Brittle Starfish are a safer bet as these specialized nocturnal starfish feed almost exclusively on detritus (decaying organic matter). But be careful; a few, including the Green Serpent Starfish (Ophiarachna incrassata) are active predators that get big.
At night, they will gladly snake out a long arm to snatch small, sleeping fish. Nightly disappearances of fish and shrimp are often a sign you have a hidden serpent starfish in your live rock!
How Do Starfish Eat?
How they eat is by far the most interesting thing about starfish! When attempting to eat a clam, mussel, or other bivalve (double shelled mollusk), the starfish uses the immense suction power of its tube feet and arms to crack the shell open ever so slightly.
Considering how strong the adductor muscle (what holds the shell closed) of a bivalve is, it’s incredible that the seemingly fragile starfish manages to do so. Some mollusks, like scallops can swiftly clap their shells to “swim” to safety if they sense the touch of a nearby starfish.
Others, like cockles, rapidly kick their long foot to try and escape. But many clams, oysters, and mussels are stuck in place. While they typically group for protection, there’s always a chance a hungry starfish will decide to strike.
The starfish wraps itself around its prey and attaches as many tube feet as it can to the shell. From there, it begins to pry with all the patience of a cold-blooded, mindless predator.
Once a small open is achieved, the starfish literally spits out its stomach into the shell of its prey. The stomach then secretes acids that start digesting the clam inside its own shell.
Starfish are also known to feed on sponges, corals, and other immobile organisms. The Crown of Thorns Starfish (Acanthaster planci) has become world famous because it specializes in feeding on hard coral polyps.
Due to a combination of a loss of natural predators and climate change the starfish population has been exploding out of control for decades. The starfish crawl over healthy coral and spit their stomachs out, digesting the polyps and leaving room for algae to grow in their place.
The starfish are not only spiky but both poisonous and venomous as well! They can sting divers through their wetsuits and the venom causes burning that lasts for days. They are an immense problem and are hastening the decline of the Australian Great Barrier Reef, in particular.
What Eats Starfish?
Starfish in general have few predators. They are simply too spiny and unappetizing for most animals to take a bite. Triggerfish and Puffer Fish are willing to try them, however. These fish are specialist invertebrate hunters that have massive teeth and powerful jaws. If you have an Asterina Starfish infestation owning either of these fish ensures they will stay under control.

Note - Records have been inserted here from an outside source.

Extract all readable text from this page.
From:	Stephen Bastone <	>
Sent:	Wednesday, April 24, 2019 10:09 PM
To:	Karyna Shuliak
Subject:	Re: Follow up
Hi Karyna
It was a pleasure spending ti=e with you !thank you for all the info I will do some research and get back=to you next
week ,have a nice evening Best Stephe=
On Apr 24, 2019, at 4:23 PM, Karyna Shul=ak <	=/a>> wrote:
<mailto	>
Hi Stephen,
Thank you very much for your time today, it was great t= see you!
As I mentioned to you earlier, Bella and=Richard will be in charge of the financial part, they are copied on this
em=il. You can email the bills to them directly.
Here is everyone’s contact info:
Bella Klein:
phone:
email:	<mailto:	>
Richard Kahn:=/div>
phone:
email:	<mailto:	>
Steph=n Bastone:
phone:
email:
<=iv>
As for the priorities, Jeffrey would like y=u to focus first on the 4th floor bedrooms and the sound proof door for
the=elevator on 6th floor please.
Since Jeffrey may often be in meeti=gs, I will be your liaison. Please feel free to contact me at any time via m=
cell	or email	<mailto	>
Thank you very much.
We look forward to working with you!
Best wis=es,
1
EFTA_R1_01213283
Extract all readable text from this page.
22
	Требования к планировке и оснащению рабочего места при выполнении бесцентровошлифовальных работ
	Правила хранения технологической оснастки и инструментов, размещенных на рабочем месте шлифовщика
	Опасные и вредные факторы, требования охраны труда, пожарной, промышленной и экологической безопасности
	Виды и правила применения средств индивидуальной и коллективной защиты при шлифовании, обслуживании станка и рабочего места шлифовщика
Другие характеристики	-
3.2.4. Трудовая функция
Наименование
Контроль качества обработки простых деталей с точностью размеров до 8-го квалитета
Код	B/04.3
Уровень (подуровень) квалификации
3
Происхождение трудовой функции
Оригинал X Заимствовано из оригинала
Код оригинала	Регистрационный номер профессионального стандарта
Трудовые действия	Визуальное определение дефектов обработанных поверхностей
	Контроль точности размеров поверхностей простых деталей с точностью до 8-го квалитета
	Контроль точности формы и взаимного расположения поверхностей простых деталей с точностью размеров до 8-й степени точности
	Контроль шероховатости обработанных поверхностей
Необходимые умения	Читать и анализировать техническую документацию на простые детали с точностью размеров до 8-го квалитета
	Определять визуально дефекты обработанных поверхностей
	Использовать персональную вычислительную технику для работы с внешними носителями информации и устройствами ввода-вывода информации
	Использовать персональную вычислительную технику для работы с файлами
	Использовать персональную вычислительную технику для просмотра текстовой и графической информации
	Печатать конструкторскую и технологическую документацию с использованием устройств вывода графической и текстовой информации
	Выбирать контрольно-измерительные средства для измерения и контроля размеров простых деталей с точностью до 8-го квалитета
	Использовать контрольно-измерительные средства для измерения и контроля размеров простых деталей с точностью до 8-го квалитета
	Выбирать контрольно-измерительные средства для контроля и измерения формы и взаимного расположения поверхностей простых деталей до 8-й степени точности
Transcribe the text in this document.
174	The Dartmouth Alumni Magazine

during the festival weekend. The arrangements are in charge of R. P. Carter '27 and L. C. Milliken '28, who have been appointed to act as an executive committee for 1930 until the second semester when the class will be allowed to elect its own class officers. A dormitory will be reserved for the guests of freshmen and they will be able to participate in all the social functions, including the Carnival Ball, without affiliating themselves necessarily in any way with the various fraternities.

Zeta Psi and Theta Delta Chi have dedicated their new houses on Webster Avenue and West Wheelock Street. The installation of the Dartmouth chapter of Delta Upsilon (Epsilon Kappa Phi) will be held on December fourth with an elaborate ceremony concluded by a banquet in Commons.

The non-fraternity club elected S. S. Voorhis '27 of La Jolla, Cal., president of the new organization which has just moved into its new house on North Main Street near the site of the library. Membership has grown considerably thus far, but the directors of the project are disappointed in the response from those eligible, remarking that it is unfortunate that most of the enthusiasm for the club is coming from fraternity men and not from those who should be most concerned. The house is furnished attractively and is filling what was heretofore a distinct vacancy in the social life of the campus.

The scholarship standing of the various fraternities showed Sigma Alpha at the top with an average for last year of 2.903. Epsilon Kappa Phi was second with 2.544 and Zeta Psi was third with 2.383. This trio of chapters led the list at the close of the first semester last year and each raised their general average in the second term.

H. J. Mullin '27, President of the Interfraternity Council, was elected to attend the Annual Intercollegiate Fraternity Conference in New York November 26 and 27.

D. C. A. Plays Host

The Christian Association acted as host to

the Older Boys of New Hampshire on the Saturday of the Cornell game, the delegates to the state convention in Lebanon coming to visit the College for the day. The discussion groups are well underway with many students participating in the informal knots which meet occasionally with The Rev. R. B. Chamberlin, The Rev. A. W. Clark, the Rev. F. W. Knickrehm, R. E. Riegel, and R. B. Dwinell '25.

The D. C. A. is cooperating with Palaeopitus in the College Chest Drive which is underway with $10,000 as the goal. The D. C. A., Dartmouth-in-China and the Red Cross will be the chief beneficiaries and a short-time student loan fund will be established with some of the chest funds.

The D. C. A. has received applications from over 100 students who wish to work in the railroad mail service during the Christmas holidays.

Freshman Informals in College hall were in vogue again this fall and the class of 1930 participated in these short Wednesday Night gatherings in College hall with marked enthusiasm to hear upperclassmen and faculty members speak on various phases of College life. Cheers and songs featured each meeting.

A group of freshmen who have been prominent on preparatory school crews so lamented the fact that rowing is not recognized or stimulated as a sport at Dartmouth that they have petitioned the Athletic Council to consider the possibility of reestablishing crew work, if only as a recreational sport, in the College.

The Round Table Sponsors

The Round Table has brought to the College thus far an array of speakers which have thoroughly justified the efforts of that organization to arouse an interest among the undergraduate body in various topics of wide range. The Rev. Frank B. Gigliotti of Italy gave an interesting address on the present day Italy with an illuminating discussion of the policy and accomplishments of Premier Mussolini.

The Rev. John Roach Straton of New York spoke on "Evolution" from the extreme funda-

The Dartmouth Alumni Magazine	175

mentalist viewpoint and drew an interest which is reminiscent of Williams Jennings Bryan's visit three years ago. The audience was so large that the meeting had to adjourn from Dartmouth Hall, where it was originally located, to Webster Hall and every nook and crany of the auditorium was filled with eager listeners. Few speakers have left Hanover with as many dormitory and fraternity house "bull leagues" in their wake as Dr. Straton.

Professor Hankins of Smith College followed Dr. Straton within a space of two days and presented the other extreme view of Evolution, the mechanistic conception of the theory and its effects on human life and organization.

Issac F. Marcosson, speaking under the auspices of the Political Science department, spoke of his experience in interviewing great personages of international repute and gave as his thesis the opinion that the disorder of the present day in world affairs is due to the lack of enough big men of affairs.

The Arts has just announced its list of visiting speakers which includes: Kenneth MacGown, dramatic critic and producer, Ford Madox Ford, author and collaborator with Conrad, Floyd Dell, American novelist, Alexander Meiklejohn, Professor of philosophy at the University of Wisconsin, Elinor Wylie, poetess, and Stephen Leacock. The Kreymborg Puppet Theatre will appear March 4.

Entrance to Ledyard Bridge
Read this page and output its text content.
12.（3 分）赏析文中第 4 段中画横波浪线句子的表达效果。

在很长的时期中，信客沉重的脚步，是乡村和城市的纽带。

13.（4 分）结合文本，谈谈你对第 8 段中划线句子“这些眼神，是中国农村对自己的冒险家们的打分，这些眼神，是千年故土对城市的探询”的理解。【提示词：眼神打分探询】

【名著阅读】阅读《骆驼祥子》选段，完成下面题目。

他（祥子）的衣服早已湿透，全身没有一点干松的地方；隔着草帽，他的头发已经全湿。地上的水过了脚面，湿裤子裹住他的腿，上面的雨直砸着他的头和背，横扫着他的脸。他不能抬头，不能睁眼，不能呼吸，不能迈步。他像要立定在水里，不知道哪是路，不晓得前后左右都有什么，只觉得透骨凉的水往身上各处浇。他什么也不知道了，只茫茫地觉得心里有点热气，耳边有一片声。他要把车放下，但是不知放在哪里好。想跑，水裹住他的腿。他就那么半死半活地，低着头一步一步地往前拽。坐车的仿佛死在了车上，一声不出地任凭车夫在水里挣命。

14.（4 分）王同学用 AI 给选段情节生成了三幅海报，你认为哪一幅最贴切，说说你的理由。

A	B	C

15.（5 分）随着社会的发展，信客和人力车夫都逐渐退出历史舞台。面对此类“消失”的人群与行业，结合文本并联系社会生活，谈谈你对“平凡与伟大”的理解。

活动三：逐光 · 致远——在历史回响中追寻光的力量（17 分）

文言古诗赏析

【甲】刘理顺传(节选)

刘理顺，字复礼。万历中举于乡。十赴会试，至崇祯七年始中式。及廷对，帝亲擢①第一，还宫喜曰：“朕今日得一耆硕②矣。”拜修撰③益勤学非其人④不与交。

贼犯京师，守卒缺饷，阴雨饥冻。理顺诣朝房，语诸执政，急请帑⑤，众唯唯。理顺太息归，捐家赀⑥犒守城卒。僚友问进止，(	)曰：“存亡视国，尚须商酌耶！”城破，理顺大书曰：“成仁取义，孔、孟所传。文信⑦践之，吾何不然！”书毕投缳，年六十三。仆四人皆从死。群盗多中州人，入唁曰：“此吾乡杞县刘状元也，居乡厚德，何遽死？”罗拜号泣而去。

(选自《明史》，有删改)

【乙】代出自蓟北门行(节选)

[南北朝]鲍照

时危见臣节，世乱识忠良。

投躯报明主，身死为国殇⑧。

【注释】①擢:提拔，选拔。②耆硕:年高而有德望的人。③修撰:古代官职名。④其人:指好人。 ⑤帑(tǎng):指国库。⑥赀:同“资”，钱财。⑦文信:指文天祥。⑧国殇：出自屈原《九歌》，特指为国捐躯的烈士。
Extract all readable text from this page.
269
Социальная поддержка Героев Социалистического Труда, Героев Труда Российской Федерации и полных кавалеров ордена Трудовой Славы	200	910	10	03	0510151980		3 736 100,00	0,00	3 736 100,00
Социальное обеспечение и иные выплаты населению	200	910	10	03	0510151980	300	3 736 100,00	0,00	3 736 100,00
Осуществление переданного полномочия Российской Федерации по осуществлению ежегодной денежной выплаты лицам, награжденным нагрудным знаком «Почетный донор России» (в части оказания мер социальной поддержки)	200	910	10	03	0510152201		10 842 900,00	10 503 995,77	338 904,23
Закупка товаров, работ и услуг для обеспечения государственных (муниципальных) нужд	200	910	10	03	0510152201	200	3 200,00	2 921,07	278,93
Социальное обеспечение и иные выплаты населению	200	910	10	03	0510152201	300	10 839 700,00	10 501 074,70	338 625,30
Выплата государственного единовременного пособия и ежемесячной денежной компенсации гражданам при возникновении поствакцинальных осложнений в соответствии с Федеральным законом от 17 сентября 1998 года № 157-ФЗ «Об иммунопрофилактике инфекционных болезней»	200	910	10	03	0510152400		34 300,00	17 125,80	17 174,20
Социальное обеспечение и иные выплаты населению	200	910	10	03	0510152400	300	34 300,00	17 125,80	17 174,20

One famous specialist predator is the Harlequin Shrimp (Hymenocera picta). They are absolutely beautiful and some of the most sought after shrimp for reef aquariums. However they only eat starfish!
Fortunately, they are pretty unselective as to the type of starfish. Most Harlequin Shrimp keepers buy relatively inexpensive Chocolate Chip Starfish, which the shrimp will usually eat over the course of a week.
Often, they come in mated pairs. The male and female will work together to flip the starfish over, nipping at the tube feet and arms to keep it from running away. Harlequin Shrimp are also the best animals for clearing an aquarium of Asterina Starfish!
Starfish are some of the most alien and unusual creatures on the planet. While they aren’t always super easy to care for, they are eager eaters so long as you provide it good water quality.
Starfish are very easy to please in the aquarium: anything meaty and unmoving will satisfy predators like Chocolate Chip Starfish. If you have grazers like Brittle and Luzon Starfish, a healthy coating of algae and biofilm combined with any leftover food they can scrounge will keep them happy!